L’allenatore ha analizzato così la prestazione: “Poco coraggio nell’affrontare l’uno contro uno, poco coraggio nell’attaccare con cattiveria lo spazio che ci lasciavano nell’uno contro uno e davvero troppi cross sbagliati. Nel secondo tempo abbiamo fatto un po’ meglio, potevamo portarla a casa e ci dispiace non averla vinta, ma in partite del genere dobbiamo mantenere un equilibrio vista la stagione e almeno oggi siamo un punto sopra la Cremonese e ci possiamo giocare con maggiore tranquillità le prossime partite“.
Sulle occasioni create: “I primi due mesi quando ero arrivato avevamo avuto tantissime occasioni e non siamo riusciti a sfruttarle, a parte Udine, oggi se andiamo a vedere gli xG eravamo a oltre 1 da parte nostra e abbiamo concesso poco. Ci manca anche l’inventiva da parte dei giocatori di andare a calciare e un po’ di coraggio in più“.

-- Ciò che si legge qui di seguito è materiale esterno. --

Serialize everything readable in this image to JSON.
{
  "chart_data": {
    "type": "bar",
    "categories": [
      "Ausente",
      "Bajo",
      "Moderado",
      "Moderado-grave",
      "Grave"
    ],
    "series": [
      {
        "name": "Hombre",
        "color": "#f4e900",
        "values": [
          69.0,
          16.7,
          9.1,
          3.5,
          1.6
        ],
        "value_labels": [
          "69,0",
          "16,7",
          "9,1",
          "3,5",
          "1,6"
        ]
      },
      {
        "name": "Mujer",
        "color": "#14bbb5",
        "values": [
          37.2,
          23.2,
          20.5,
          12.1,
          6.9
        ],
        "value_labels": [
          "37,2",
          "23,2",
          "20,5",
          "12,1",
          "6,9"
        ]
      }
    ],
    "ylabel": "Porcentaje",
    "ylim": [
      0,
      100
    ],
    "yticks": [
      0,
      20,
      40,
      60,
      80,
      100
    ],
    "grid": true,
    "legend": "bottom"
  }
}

Sui tifosi: “I tifosi ci hanno sempre caricato anche nei momenti negativi e anche quando sono successe queste cose. Fino alla fine però dobbiamo lottare, siamo là sotto dal primo giorno e dobbiamo lottare, oggi è il primo giorno in cui siamo fuori dalla zona retrocessione“.

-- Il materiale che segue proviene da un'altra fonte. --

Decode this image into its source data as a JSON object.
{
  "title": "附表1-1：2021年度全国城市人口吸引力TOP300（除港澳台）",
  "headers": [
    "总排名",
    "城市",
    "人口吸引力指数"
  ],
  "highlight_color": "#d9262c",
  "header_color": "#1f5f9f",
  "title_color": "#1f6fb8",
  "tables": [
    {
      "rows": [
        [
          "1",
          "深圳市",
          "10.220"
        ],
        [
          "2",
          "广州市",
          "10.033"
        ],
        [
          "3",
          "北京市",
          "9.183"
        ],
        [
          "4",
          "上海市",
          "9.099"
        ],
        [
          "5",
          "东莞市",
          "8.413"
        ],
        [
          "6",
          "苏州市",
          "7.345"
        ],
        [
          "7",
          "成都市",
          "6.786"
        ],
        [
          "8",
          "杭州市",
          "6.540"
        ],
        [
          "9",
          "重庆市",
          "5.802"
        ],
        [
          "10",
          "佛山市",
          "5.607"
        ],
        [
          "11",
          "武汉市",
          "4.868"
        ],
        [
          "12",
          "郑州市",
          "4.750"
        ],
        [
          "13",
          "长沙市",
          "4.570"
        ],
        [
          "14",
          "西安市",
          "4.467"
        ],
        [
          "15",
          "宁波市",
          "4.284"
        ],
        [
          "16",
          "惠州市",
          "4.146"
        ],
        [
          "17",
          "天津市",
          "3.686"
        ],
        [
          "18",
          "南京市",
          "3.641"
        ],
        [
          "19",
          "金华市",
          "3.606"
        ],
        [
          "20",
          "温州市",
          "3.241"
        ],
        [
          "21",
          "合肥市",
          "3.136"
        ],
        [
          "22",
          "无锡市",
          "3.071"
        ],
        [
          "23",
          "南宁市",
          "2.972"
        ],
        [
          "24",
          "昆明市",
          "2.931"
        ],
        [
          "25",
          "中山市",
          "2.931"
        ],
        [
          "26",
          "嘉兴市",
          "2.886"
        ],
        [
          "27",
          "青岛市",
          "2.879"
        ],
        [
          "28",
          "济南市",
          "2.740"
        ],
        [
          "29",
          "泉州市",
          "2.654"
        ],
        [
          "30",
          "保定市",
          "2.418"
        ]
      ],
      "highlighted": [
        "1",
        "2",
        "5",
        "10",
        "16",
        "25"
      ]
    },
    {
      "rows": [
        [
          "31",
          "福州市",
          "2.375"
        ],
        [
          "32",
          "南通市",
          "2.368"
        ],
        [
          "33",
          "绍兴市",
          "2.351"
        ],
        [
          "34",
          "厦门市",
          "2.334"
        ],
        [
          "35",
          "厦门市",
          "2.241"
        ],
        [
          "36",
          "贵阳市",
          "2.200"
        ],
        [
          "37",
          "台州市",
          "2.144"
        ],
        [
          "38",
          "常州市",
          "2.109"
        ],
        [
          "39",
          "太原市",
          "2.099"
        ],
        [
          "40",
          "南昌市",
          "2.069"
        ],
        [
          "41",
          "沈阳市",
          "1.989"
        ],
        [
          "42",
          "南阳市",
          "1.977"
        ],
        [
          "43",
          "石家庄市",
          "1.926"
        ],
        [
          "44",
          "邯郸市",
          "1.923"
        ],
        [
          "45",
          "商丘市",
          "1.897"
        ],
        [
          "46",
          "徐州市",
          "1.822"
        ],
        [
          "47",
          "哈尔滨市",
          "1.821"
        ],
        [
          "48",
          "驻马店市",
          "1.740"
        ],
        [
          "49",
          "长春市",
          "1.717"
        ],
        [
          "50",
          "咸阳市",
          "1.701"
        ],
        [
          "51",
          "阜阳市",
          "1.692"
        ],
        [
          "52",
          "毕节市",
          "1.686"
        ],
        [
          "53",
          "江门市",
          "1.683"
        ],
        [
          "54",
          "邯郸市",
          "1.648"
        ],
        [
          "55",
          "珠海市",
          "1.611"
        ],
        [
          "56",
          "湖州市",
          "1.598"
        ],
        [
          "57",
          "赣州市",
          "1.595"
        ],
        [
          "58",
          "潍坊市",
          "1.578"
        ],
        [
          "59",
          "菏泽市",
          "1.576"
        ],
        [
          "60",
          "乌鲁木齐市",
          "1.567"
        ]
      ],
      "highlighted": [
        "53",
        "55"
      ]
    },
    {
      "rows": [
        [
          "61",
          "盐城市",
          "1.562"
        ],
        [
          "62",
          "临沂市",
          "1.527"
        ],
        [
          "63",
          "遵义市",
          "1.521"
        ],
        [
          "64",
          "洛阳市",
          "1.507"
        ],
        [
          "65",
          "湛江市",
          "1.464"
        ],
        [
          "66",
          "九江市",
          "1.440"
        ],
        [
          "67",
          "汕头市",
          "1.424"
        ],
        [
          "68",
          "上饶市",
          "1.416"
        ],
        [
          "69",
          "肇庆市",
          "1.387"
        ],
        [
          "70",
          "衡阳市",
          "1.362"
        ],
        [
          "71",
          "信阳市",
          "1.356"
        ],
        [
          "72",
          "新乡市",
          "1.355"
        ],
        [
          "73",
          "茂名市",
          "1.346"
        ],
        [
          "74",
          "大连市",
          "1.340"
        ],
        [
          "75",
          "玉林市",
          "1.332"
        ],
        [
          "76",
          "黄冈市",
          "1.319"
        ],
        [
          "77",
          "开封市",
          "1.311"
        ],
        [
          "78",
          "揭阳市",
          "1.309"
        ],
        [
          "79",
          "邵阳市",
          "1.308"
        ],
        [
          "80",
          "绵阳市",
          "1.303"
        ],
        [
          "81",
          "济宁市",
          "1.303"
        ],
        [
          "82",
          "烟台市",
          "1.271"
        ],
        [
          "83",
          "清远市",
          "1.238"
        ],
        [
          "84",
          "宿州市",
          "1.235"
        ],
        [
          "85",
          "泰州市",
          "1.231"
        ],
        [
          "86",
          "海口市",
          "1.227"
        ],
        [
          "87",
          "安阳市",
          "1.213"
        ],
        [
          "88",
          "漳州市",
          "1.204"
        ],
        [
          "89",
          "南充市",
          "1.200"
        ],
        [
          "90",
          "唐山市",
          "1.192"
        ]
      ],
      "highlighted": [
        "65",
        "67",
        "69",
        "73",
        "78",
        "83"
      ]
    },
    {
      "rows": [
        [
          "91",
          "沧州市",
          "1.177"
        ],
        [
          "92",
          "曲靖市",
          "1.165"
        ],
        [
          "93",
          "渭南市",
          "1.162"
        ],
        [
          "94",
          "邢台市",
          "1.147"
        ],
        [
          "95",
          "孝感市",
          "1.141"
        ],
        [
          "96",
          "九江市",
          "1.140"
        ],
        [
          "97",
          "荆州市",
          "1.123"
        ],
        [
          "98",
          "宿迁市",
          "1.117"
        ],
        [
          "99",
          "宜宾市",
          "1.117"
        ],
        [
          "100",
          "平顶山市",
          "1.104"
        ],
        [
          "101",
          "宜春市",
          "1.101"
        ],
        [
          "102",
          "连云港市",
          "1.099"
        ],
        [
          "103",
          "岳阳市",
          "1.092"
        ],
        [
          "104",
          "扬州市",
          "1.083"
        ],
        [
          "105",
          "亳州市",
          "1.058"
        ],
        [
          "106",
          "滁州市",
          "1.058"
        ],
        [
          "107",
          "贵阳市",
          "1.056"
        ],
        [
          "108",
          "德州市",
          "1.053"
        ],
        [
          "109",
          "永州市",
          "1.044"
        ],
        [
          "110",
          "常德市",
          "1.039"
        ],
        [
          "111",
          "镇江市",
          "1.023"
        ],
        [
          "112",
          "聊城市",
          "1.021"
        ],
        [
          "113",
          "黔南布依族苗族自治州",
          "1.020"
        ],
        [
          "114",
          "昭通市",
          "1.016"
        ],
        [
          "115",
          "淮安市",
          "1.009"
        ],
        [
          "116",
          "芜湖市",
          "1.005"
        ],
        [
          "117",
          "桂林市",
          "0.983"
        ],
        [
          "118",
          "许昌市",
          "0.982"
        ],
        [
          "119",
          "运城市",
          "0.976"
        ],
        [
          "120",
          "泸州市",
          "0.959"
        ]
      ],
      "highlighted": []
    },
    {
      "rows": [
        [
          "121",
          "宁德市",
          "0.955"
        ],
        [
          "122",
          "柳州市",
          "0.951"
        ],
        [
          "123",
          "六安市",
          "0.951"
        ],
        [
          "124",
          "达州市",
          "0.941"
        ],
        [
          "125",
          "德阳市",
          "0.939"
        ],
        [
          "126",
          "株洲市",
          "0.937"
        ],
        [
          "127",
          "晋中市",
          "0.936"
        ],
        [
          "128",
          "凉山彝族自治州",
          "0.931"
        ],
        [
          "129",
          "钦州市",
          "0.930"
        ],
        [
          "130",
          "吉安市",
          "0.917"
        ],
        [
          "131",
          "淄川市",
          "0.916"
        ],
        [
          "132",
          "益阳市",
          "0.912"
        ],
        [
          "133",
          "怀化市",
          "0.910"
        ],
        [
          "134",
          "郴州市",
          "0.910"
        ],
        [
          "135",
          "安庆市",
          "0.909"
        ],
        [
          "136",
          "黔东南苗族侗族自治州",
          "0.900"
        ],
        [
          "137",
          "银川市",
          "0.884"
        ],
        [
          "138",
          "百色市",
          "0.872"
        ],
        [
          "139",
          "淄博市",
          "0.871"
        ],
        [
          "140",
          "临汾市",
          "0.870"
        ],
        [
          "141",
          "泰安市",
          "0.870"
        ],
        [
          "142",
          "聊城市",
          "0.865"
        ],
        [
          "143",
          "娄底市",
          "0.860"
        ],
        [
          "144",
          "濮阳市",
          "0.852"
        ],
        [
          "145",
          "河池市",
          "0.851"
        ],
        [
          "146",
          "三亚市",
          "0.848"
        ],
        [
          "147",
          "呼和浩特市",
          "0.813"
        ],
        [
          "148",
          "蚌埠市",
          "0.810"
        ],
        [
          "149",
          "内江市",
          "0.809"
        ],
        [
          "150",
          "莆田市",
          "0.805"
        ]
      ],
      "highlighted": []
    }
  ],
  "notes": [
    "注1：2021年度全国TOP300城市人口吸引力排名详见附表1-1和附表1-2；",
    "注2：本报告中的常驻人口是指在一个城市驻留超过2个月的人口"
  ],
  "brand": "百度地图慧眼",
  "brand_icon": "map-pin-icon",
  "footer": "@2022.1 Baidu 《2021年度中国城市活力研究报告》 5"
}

Su Kean e Solomon: “Kean era un po’ in gestione dopo Udine, poi ha preso un’altra botta, aveva dolore stamattina e abbiamo deciso di non portarlo in panchina. Questo fastidio non è muscolare e può dare benefici anche dopo due giorni, adesso abbiamo fatto una terapia. Per Solomon probabilmente ne riparleremo subito prima o dopo la sosta“.

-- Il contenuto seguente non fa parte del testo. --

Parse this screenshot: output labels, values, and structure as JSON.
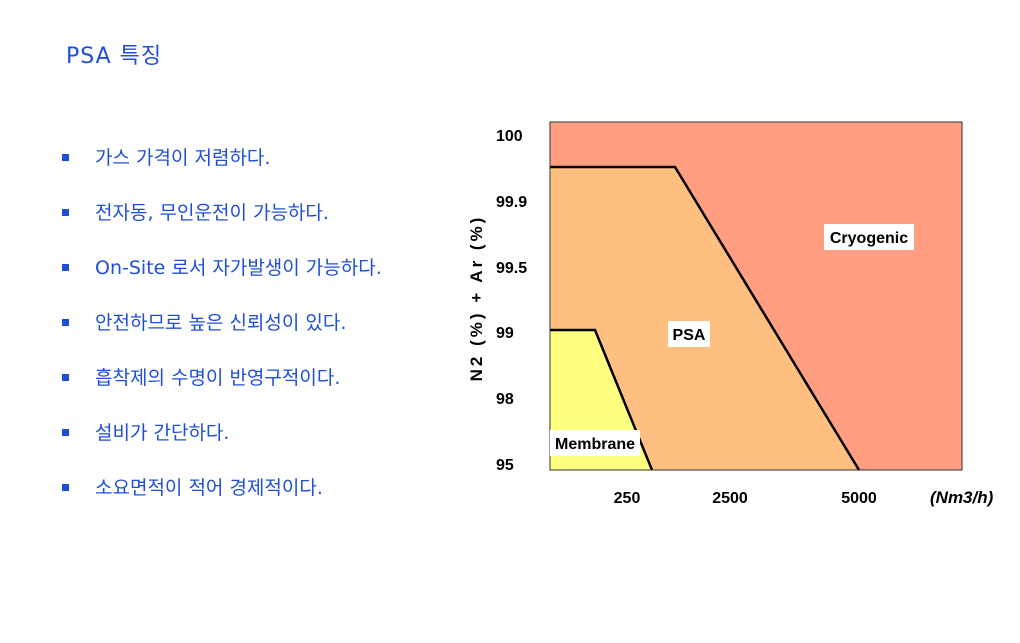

“Oggi abbiamo fatto un po’ meglio nel secondo tempo, dopo Udine non siamo riusciti a recuperare energie mentali. Quello che non mi è piaciuto è che Dodo ha tenuto troppo basso Jack e abbiamo avuto difficoltà ad attaccare l’ultimo terzo, ma ci sono state certe occasioni in cui potevamo fare gol. Dobbaimo ritrovare una certa brillantezza che adesso ci sta mancando. Oggi secondo me è mancato l’attacco alla porta: eravamo troppo statici e abbiamo dato un vantaggio ai loro difensori. I ragazzi anche oggi sono andati sotto la curva, dobbiamo sempre andare sotto i tifosi, ai tifosi probabilmente stiamo dando poco, ma stiamo provando a dare tutto“.